本研究从日本血吸虫童虫cDNA文库筛选得到的阳性克隆中选择了蛋白质精氨酸甲基转移酶1(PRMT1)和高迁移率族蛋白B1(HMGB1)编码基因进行研究。首先通过生物信息学分析获得其完整的开放阅读框,然后通过分子克隆技术对这2个基因进行了克隆表达。随后,对纯化重组蛋白reSjcHMGB1开展了动物免疫保护性试验,评价其作为疫苗候选抗原的价值。
一、东方田鼠日本血吸虫天然抗性相关基因的免疫筛选
用日本血吸虫天然抗性东方田鼠血清免疫筛选日本血吸虫肝期童虫cDNA文库,将3次复筛获得的阳性克隆转入大肠杆菌(E.coil)BM25.8环化成质粒,抽提质粒DNA,EcoRⅠ和HindⅢ双酶切琼脂糖凝胶电泳鉴定,插入片段进行核苷酸序列测序,并进行生物信息学分析。
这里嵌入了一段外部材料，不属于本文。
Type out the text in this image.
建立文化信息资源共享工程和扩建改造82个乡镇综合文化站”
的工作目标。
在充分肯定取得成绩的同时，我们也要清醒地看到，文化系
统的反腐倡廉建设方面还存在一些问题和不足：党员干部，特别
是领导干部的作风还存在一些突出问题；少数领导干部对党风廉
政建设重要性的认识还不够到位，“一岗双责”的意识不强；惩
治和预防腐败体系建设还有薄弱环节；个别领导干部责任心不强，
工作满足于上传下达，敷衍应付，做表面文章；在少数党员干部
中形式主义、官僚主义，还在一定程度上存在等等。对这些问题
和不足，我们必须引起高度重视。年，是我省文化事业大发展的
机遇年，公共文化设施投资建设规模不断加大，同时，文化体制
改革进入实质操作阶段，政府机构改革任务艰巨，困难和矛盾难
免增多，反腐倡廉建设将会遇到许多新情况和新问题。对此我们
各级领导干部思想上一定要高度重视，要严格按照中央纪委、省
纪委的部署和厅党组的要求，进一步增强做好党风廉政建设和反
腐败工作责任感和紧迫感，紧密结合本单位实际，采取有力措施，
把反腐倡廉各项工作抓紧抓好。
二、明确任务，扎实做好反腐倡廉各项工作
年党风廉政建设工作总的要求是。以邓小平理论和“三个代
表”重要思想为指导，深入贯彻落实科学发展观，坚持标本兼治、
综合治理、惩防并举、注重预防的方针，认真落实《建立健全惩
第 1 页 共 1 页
结果,经3次复筛后获得32个阳性克隆,插入片段为300 bp~1 100 bp之间,测序结果经同源性分析,共获得26个不同分子基因:高迁移率族蛋白B1(HMGB1)部分基因,蛋白质精氨酸甲基转移酶部分编码基因,细胞色素b部分编码基因,线粒体编码区基因,16个日本血吸虫未知蛋白编码基因,6个日本血吸虫未知新基因。本研究用东方田鼠血清筛选日本血吸虫童虫cDNA文库,获得一批新的日本血吸虫疫苗候选分子的编码基因,为研究血吸虫病疫苗和血吸虫病免疫诊断奠定了基础。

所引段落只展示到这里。